I want to start out this post by saying that normally I am a very peaceful, non-violent person. However, there is one thing that gets my blood boiling: SNAILS!! I am not quite sure if other gardeners have quite so many problems with snails or it is just this part of the Bay Area, but they are on a rampage this spring. You see I try and have an organic garden which means no pesticides allowed. I am lucky because in the Bay Area this is somewhat possible because there aren’t a ton of bugs waiting to destroy my crops. However, there has been lots of research done saying that the more you put on pesticides, the more you kill the good bugs and get more bad bugs, but I digress. The long and short of it is that snails love nothing better than to munch on my strawberries or my cute little lettuces or anything just poking its head out of the ground. You can also leave out beer in little plastic cups to deal with some of the snails, but that tends to work better on slugs and rolly pollies. I figure it is a rather pleasant way to go in that they just drown drunk.
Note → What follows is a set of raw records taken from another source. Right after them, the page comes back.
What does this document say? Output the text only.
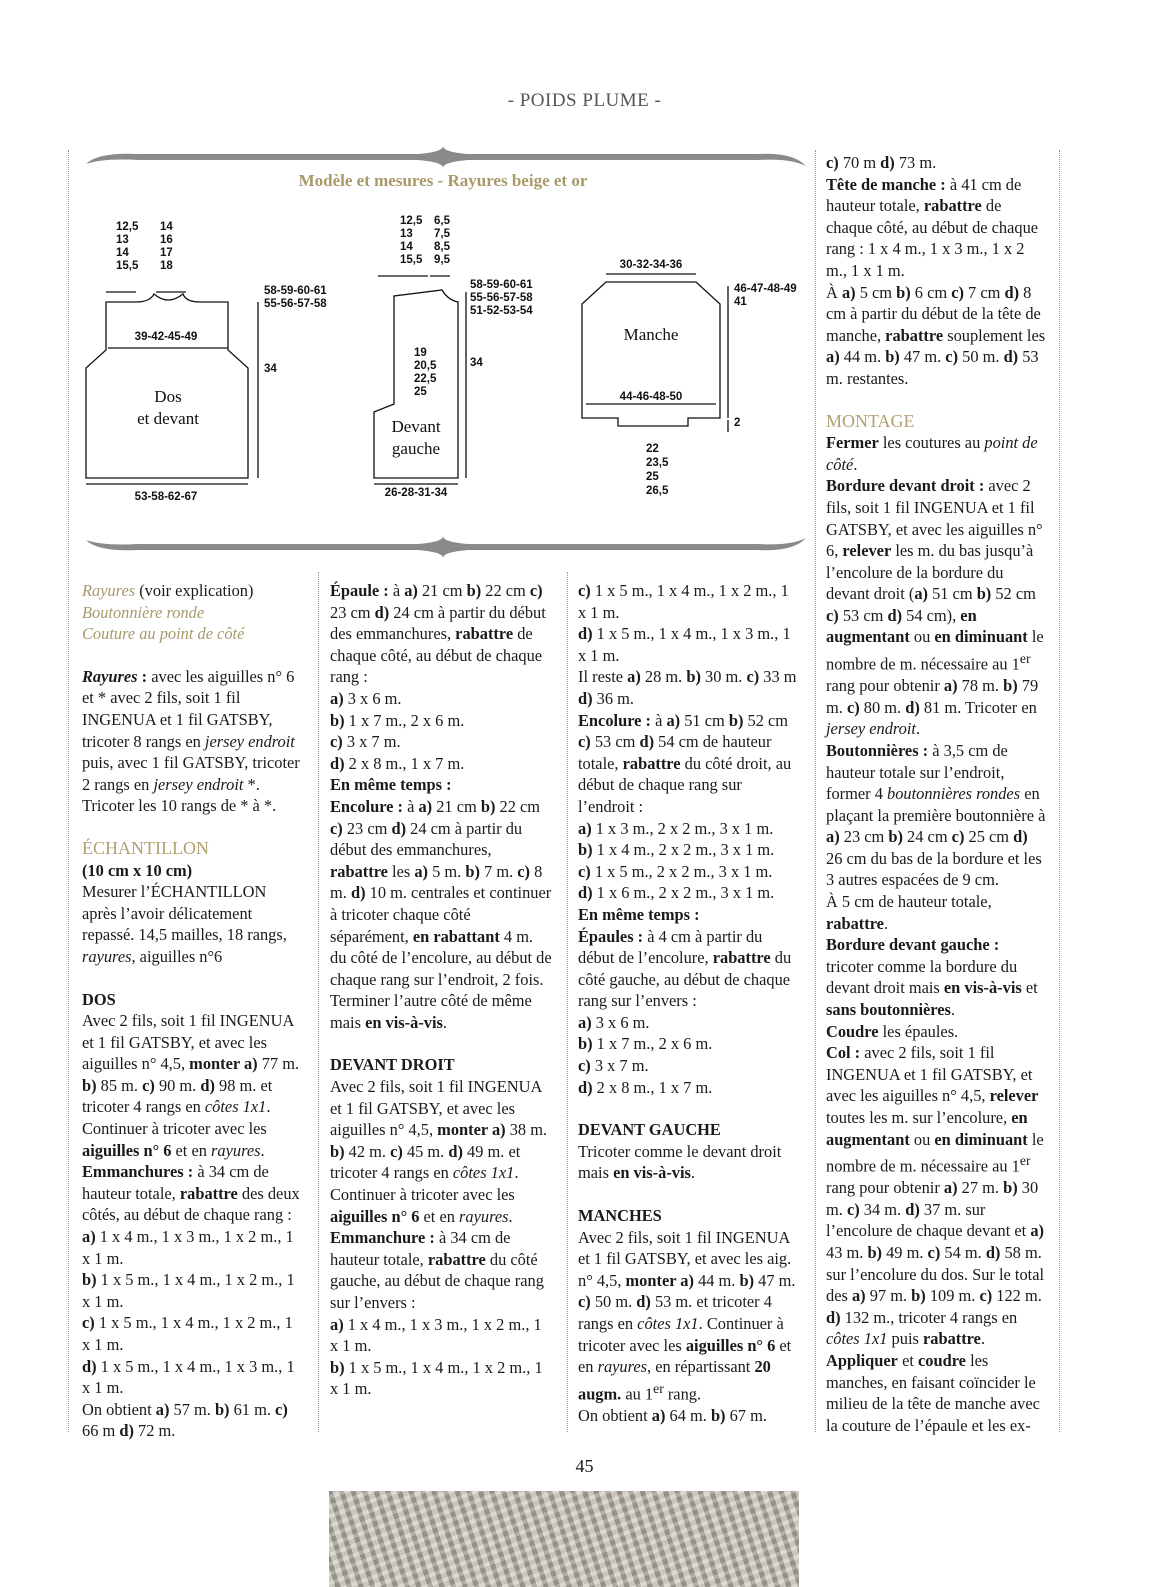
- POIDS PLUME -
Modèle et mesures - Rayures beige et or
12,5 13 14 15,5
14 16 17 18
39-42-45-49
53-58-62-67
58-59-60-61 55-56-57-58
34
Dos et devant
12,5 13 14 15,5
6,5 7,5 8,5 9,5
19 20,5 22,5 25
58-59-60-61 55-56-57-58 51-52-53-54
34
26-28-31-34
Devant gauche
30-32-34-36
44-46-48-50
22 23,5 25 26,5
46-47-48-49 41
2
Manche

Rayures (voir explication)

Boutonnière ronde

Couture au point de côté

Rayures : avec les aiguilles n° 6 et * avec 2 fils, soit 1 fil INGENUA et 1 fil GATSBY, tricoter 8 rangs en jersey endroit puis, avec 1 fil GATSBY, tricoter 2 rangs en jersey endroit *. Tricoter les 10 rangs de * à *.

ÉCHANTILLON

(10 cm x 10 cm)

Mesurer l’ÉCHANTILLON après l’avoir délicatement repassé. 14,5 mailles, 18 rangs, rayures, aiguilles n°6

DOS

Avec 2 fils, soit 1 fil INGENUA et 1 fil GATSBY, et avec les aiguilles n° 4,5, monter a) 77 m. b) 85 m. c) 90 m. d) 98 m. et tricoter 4 rangs en côtes 1x1. Continuer à tricoter avec les aiguilles n° 6 et en rayures.

Emmanchures : à 34 cm de hauteur totale, rabattre des deux côtés, au début de chaque rang :

a) 1 x 4 m., 1 x 3 m., 1 x 2 m., 1 x 1 m.

b) 1 x 5 m., 1 x 4 m., 1 x 2 m., 1 x 1 m.

c) 1 x 5 m., 1 x 4 m., 1 x 2 m., 1 x 1 m.

d) 1 x 5 m., 1 x 4 m., 1 x 3 m., 1 x 1 m.

On obtient a) 57 m. b) 61 m. c) 66 m d) 72 m.

Épaule : à a) 21 cm b) 22 cm c) 23 cm d) 24 cm à partir du début des emmanchures, rabattre de chaque côté, au début de chaque rang :

a) 3 x 6 m.

b) 1 x 7 m., 2 x 6 m.

c) 3 x 7 m.

d) 2 x 8 m., 1 x 7 m.

En même temps :

Encolure : à a) 21 cm b) 22 cm c) 23 cm d) 24 cm à partir du début des emmanchures, rabattre les a) 5 m. b) 7 m. c) 8 m. d) 10 m. centrales et continuer à tricoter chaque côté séparément, en rabattant 4 m. du côté de l’encolure, au début de chaque rang sur l’endroit, 2 fois.

Terminer l’autre côté de même mais en vis-à-vis.

DEVANT DROIT

Avec 2 fils, soit 1 fil INGENUA et 1 fil GATSBY, et avec les aiguilles n° 4,5, monter a) 38 m. b) 42 m. c) 45 m. d) 49 m. et tricoter 4 rangs en côtes 1x1. Continuer à tricoter avec les aiguilles n° 6 et en rayures.

Emmanchure : à 34 cm de hauteur totale, rabattre du côté gauche, au début de chaque rang sur l’envers :

a) 1 x 4 m., 1 x 3 m., 1 x 2 m., 1 x 1 m.

b) 1 x 5 m., 1 x 4 m., 1 x 2 m., 1 x 1 m.

c) 1 x 5 m., 1 x 4 m., 1 x 2 m., 1 x 1 m.

d) 1 x 5 m., 1 x 4 m., 1 x 3 m., 1 x 1 m.

Il reste a) 28 m. b) 30 m. c) 33 m d) 36 m.

Encolure : à a) 51 cm b) 52 cm c) 53 cm d) 54 cm de hauteur totale, rabattre du côté droit, au début de chaque rang sur l’endroit :

a) 1 x 3 m., 2 x 2 m., 3 x 1 m.

b) 1 x 4 m., 2 x 2 m., 3 x 1 m.

c) 1 x 5 m., 2 x 2 m., 3 x 1 m.

d) 1 x 6 m., 2 x 2 m., 3 x 1 m.

En même temps :

Épaules : à 4 cm à partir du début de l’encolure, rabattre du côté gauche, au début de chaque rang sur l’envers :

a) 3 x 6 m.

b) 1 x 7 m., 2 x 6 m.

c) 3 x 7 m.

d) 2 x 8 m., 1 x 7 m.

DEVANT GAUCHE

Tricoter comme le devant droit mais en vis-à-vis.

MANCHES

Avec 2 fils, soit 1 fil INGENUA et 1 fil GATSBY, et avec les aig. n° 4,5, monter a) 44 m. b) 47 m. c) 50 m. d) 53 m. et tricoter 4 rangs en côtes 1x1. Continuer à tricoter avec les aiguilles n° 6 et en rayures, en répartissant 20 augm. au 1er rang.

On obtient a) 64 m. b) 67 m.

c) 70 m d) 73 m.

Tête de manche : à 41 cm de hauteur totale, rabattre de chaque côté, au début de chaque rang : 1 x 4 m., 1 x 3 m., 1 x 2 m., 1 x 1 m.

À a) 5 cm b) 6 cm c) 7 cm d) 8 cm à partir du début de la tête de manche, rabattre souplement les a) 44 m. b) 47 m. c) 50 m. d) 53 m. restantes.

MONTAGE

Fermer les coutures au point de côté.

Bordure devant droit : avec 2 fils, soit 1 fil INGENUA et 1 fil GATSBY, et avec les aiguilles n° 6, relever les m. du bas jusqu’à l’encolure de la bordure du devant droit (a) 51 cm b) 52 cm c) 53 cm d) 54 cm), en augmentant ou en diminuant le nombre de m. nécessaire au 1er rang pour obtenir a) 78 m. b) 79 m. c) 80 m. d) 81 m. Tricoter en jersey endroit.

Boutonnières : à 3,5 cm de hauteur totale sur l’endroit, former 4 boutonnières rondes en plaçant la première boutonnière à a) 23 cm b) 24 cm c) 25 cm d) 26 cm du bas de la bordure et les 3 autres espacées de 9 cm.

À 5 cm de hauteur totale, rabattre.

Bordure devant gauche : tricoter comme la bordure du devant droit mais en vis-à-vis et sans boutonnières.

Coudre les épaules.

Col : avec 2 fils, soit 1 fil INGENUA et 1 fil GATSBY, et avec les aiguilles n° 4,5, relever toutes les m. sur l’encolure, en augmentant ou en diminuant le nombre de m. nécessaire au 1er rang pour obtenir a) 27 m. b) 30 m. c) 34 m. d) 37 m. sur l’encolure de chaque devant et a) 43 m. b) 49 m. c) 54 m. d) 58 m. sur l’encolure du dos. Sur le total des a) 97 m. b) 109 m. c) 122 m. d) 132 m., tricoter 4 rangs en côtes 1x1 puis rabattre.

Appliquer et coudre les manches, en faisant coïncider le milieu de la tête de manche avec la couture de l’épaule et les ex-

45
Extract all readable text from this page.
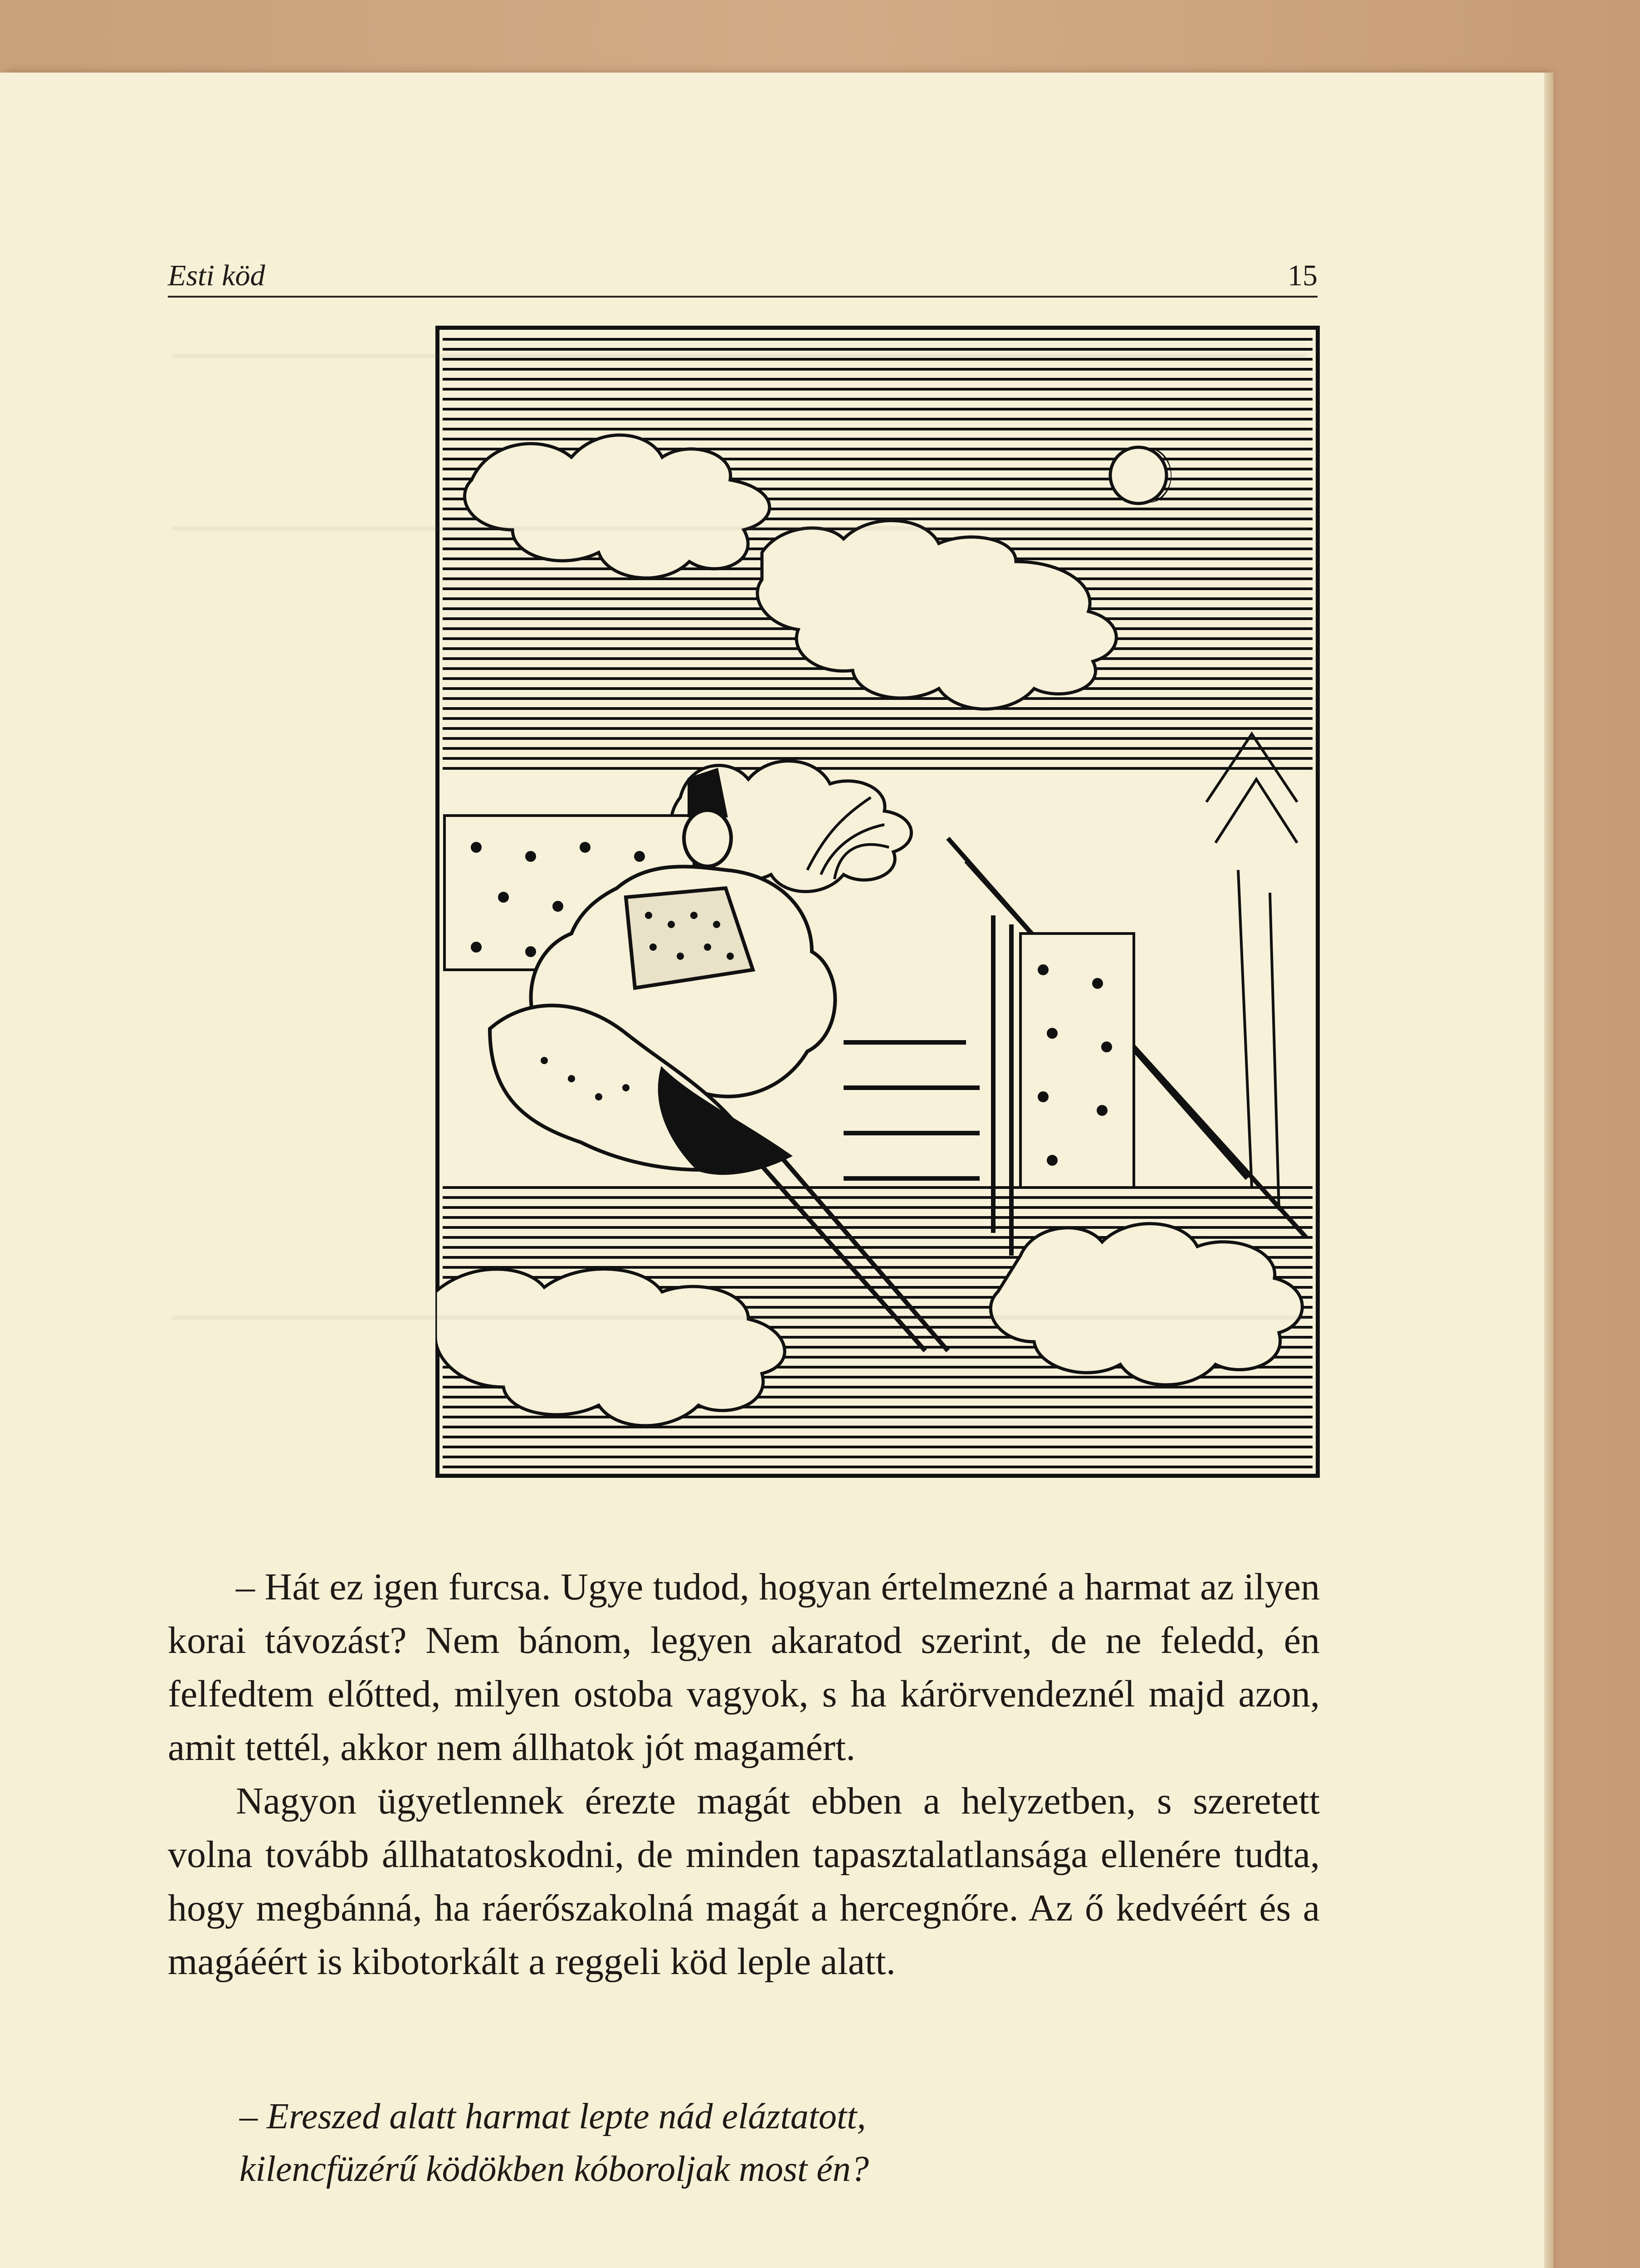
Esti köd	15

– Hát ez igen furcsa. Ugye tudod, hogyan értelmezné a harmat az ilyen korai távozást? Nem bánom, legyen akaratod szerint, de ne feledd, én felfedtem előtted, milyen ostoba vagyok, s ha kárörvendeznél majd azon, amit tettél, akkor nem állhatok jót magamért.

Nagyon ügyetlennek érezte magát ebben a helyzetben, s szeretett volna tovább állhatatoskodni, de minden tapasztalatlansága ellenére tudta, hogy megbánná, ha ráerőszakolná magát a hercegnőre. Az ő kedvéért és a magáéért is kibotorkált a reggeli köd leple alatt.

– Ereszed alatt harmat lepte nád eláztatott,
kilencfüzérű ködökben kóboroljak most én?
According to the gardening books that I have read, the most effective way to deal with snails is to simply go around and pick them off and smash them. This sounds very simplistic, but I have found in the past if I can regularly get out into the garden, this actually does work. This year, they are all over the place. Now granted, I did leave them alone for 5 weeks to breed and grow while I was eating lots of yummy food in Europe, but still! Even before I left, I had done several sets going around the yard grabbing them from all their favorite places (in the compost, under the wood slats on the fence, in my strawberry patch! and hiding in the orange tree) piling them into flower pots and then smashing them all. Then this has to be followed up by an almost daily regimen of going back over the places and more grabbing and smashing. Once we got home, I did a thorough run through of grabbing and smashing and I thought I was doing well. However, today while I was putting around the front yard doing some pruning and watering, I discovered so many snails hidden in a lily that was on the side of the house. Now I have read that snails can travel over and under fences quite some distance to get to their food and these snails were big and fat so that meant that they had been eating lots of strawberries and such. The side of our house isn’t far from the garden. So I set to grabbing and smashing with a vengeance. Those buggers hid really well too. Every time I thought I had finished getting them all, there were more and more. I thought about cutting down the lily, but then I realized that I shouldn’t because it was a good snail attraction and I now knew where to find them. This is the bad point, when you start designing your landscaping around having snail traps……Now I need to head out to the backyard to check my traps.